On this level it is obvious why the man would be in the central forefront of the entire painting. This is the story of his personal tragedy. He is in relatively brighter colors, so that he will stand out in the front: the eye is to be caught with his tragic, pell mell fall, his legs at odd angles, and the phone dangling above him rather than replaced in its cradle. His individual fall is what we are concerned with, what draws our empathy, but there is in fact a greater story going on than his, the story we see when we consider the dealer as central figure of the painting.
Ignoring the falling man, the dealer is surrounded by the pieces of the story. To his right, customers come in, watching over his shoulder are the loan sharks hoods, and somewhere in a room of his casino are the despairing debtors. Everything revolves around him in this larger story in which there are many gamblers who will come to their ruin, many thugs who will scare them out of their minds, and many loved ones to hear the sobbing last words of the broken gamblers. In casino games, the dealer is sometimes called the house, and in this painting, he does indeed represent the casino.

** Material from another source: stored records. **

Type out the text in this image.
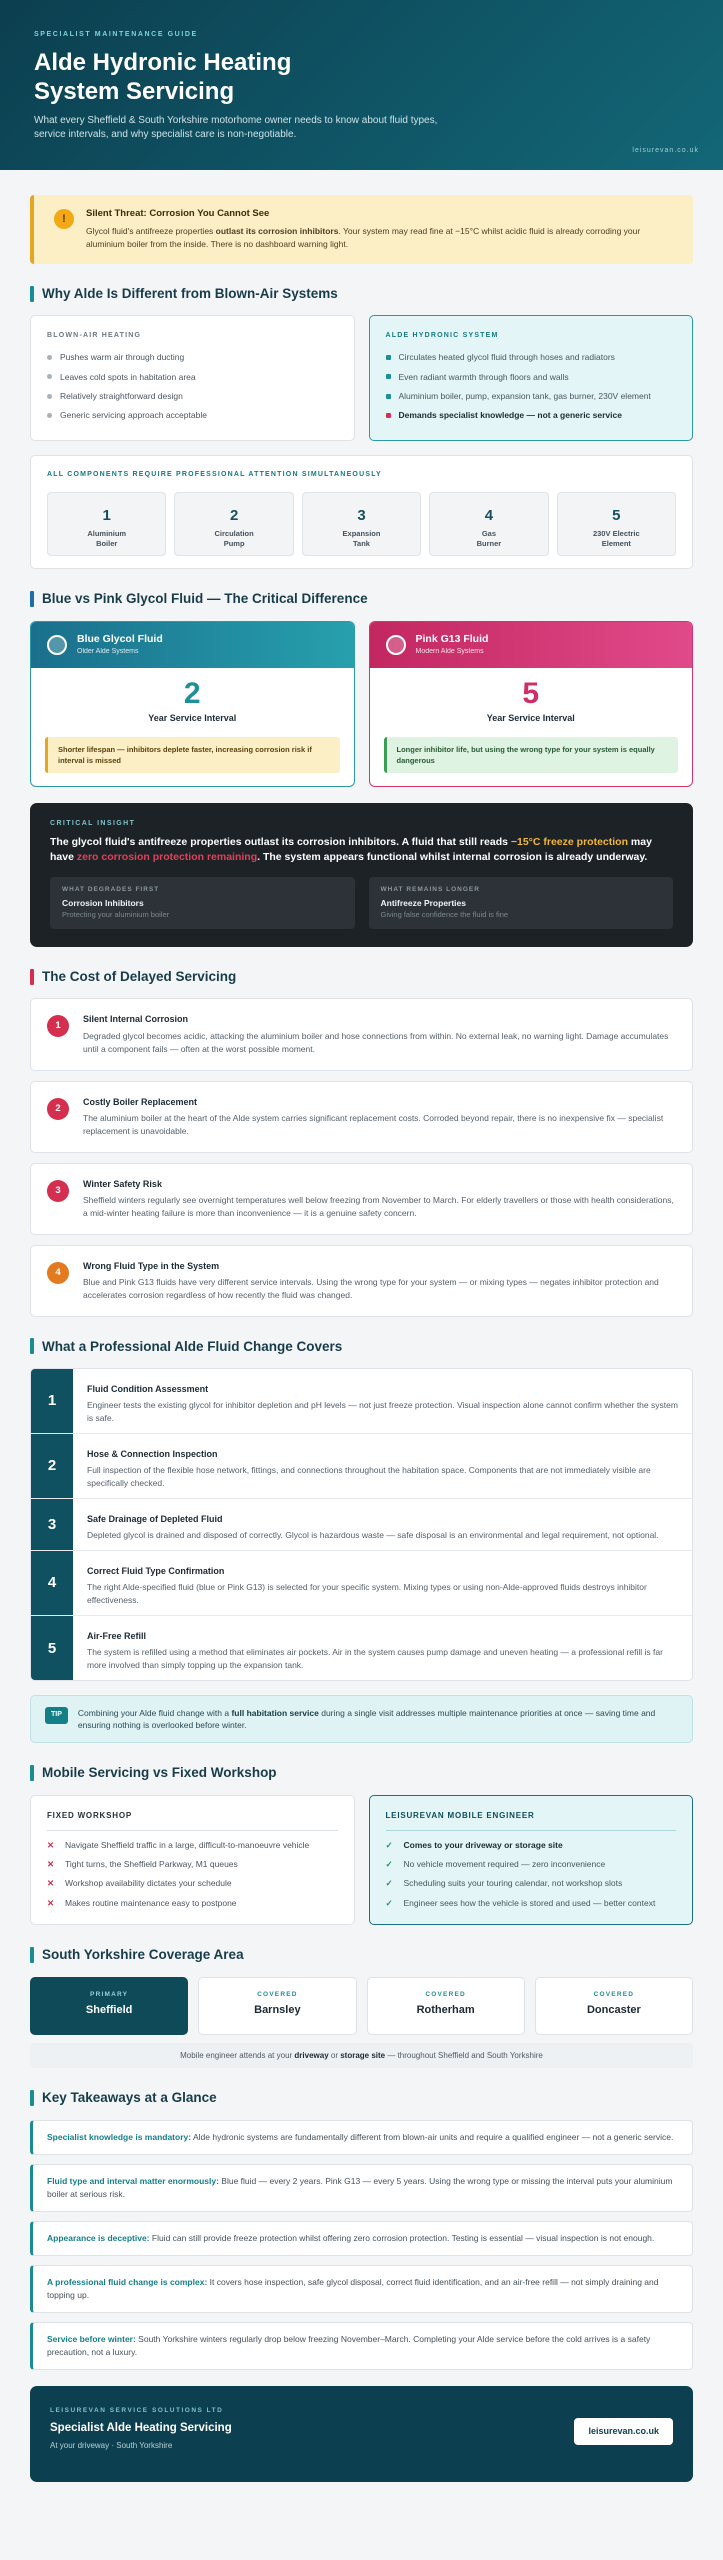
SPECIALIST MAINTENANCE GUIDE
Alde Hydronic Heating
System Servicing
What every Sheffield & South Yorkshire motorhome owner needs to know about fluid types, service intervals, and why specialist care is non-negotiable.
leisurevan.co.uk
!	Silent Threat: Corrosion You Cannot See
Glycol fluid's antifreeze properties outlast its corrosion inhibitors. Your system may read fine at −15°C whilst acidic fluid is already corroding your aluminium boiler from the inside. There is no dashboard warning light.
Why Alde Is Different from Blown-Air Systems
BLOWN-AIR HEATING
Pushes warm air through ducting
Leaves cold spots in habitation area
Relatively straightforward design
Generic servicing approach acceptable
ALDE HYDRONIC SYSTEM
Circulates heated glycol fluid through hoses and radiators
Even radiant warmth through floors and walls
Aluminium boiler, pump, expansion tank, gas burner, 230V element
Demands specialist knowledge — not a generic service
ALL COMPONENTS REQUIRE PROFESSIONAL ATTENTION SIMULTANEOUSLY
1
Aluminium
Boiler
2
Circulation
Pump
3
Expansion
Tank
4
Gas
Burner
5
230V Electric
Element
Blue vs Pink Glycol Fluid — The Critical Difference
Blue Glycol Fluid
Older Alde Systems
2
Year Service Interval
Shorter lifespan — inhibitors deplete faster, increasing corrosion risk if interval is missed
Pink G13 Fluid
Modern Alde Systems
5
Year Service Interval
Longer inhibitor life, but using the wrong type for your system is equally dangerous
CRITICAL INSIGHT
The glycol fluid's antifreeze properties outlast its corrosion inhibitors. A fluid that still reads −15°C freeze protection may have zero corrosion protection remaining. The system appears functional whilst internal corrosion is already underway.
WHAT DEGRADES FIRST
Corrosion Inhibitors
Protecting your aluminium boiler
WHAT REMAINS LONGER
Antifreeze Properties
Giving false confidence the fluid is fine
The Cost of Delayed Servicing
1
Silent Internal Corrosion
Degraded glycol becomes acidic, attacking the aluminium boiler and hose connections from within. No external leak, no warning light. Damage accumulates until a component fails — often at the worst possible moment.
2
Costly Boiler Replacement
The aluminium boiler at the heart of the Alde system carries significant replacement costs. Corroded beyond repair, there is no inexpensive fix — specialist replacement is unavoidable.
3
Winter Safety Risk
Sheffield winters regularly see overnight temperatures well below freezing from November to March. For elderly travellers or those with health considerations, a mid-winter heating failure is more than inconvenience — it is a genuine safety concern.
4
Wrong Fluid Type in the System
Blue and Pink G13 fluids have very different service intervals. Using the wrong type for your system — or mixing types — negates inhibitor protection and accelerates corrosion regardless of how recently the fluid was changed.
What a Professional Alde Fluid Change Covers
1
Fluid Condition Assessment
Engineer tests the existing glycol for inhibitor depletion and pH levels — not just freeze protection. Visual inspection alone cannot confirm whether the system is safe.
2
Hose & Connection Inspection
Full inspection of the flexible hose network, fittings, and connections throughout the habitation space. Components that are not immediately visible are specifically checked.
3	Safe Drainage of Depleted Fluid
Depleted glycol is drained and disposed of correctly. Glycol is hazardous waste — safe disposal is an environmental and legal requirement, not optional.
4
Correct Fluid Type Confirmation
The right Alde-specified fluid (blue or Pink G13) is selected for your specific system. Mixing types or using non-Alde-approved fluids destroys inhibitor effectiveness.
5
Air-Free Refill
The system is refilled using a method that eliminates air pockets. Air in the system causes pump damage and uneven heating — a professional refill is far more involved than simply topping up the expansion tank.
TIP	Combining your Alde fluid change with a full habitation service during a single visit addresses multiple maintenance priorities at once — saving time and ensuring nothing is overlooked before winter.
Mobile Servicing vs Fixed Workshop
FIXED WORKSHOP
✕	Navigate Sheffield traffic in a large, difficult-to-manoeuvre vehicle
✕	Tight turns, the Sheffield Parkway, M1 queues
✕	Workshop availability dictates your schedule
✕	Makes routine maintenance easy to postpone
LEISUREVAN MOBILE ENGINEER
✓	Comes to your driveway or storage site
✓	No vehicle movement required — zero inconvenience
✓	Scheduling suits your touring calendar, not workshop slots
✓	Engineer sees how the vehicle is stored and used — better context
South Yorkshire Coverage Area
PRIMARY
Sheffield
COVERED
Barnsley
COVERED
Rotherham
COVERED
Doncaster
Mobile engineer attends at your driveway or storage site — throughout Sheffield and South Yorkshire
Key Takeaways at a Glance
Specialist knowledge is mandatory: Alde hydronic systems are fundamentally different from blown-air units and require a qualified engineer — not a generic service.
Fluid type and interval matter enormously: Blue fluid — every 2 years. Pink G13 — every 5 years. Using the wrong type or missing the interval puts your aluminium boiler at serious risk.
Appearance is deceptive: Fluid can still provide freeze protection whilst offering zero corrosion protection. Testing is essential — visual inspection is not enough.
A professional fluid change is complex: It covers hose inspection, safe glycol disposal, correct fluid identification, and an air-free refill — not simply draining and topping up.
Service before winter: South Yorkshire winters regularly drop below freezing November–March. Completing your Alde service before the cold arrives is a safety precaution, not a luxury.
LEISUREVAN SERVICE SOLUTIONS LTD
Specialist Alde Heating Servicing
At your driveway · South Yorkshire
leisurevan.co.uk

The painting is an indictment of gambling; it is about the millions of individual tragedies which it creates, which it is responsible for. It is remarkable how little moral responsibility is placed on the thugs; their placement, as though looking over the shoulder of the dealer makes them seem like an established part of the casino, like they are purposely there to back up the dealer, the house. All moral judgement falls squarely upon the green tables, the cards, the chips: the gambling establishments which sell unrealistic hopes and their attendant disappointment or worse to their addicted customers. At the end of “Falling,” we are left with a sadness for the anonymous suicide, but an even greater indignation against the casino which will indifferently take advantage of him.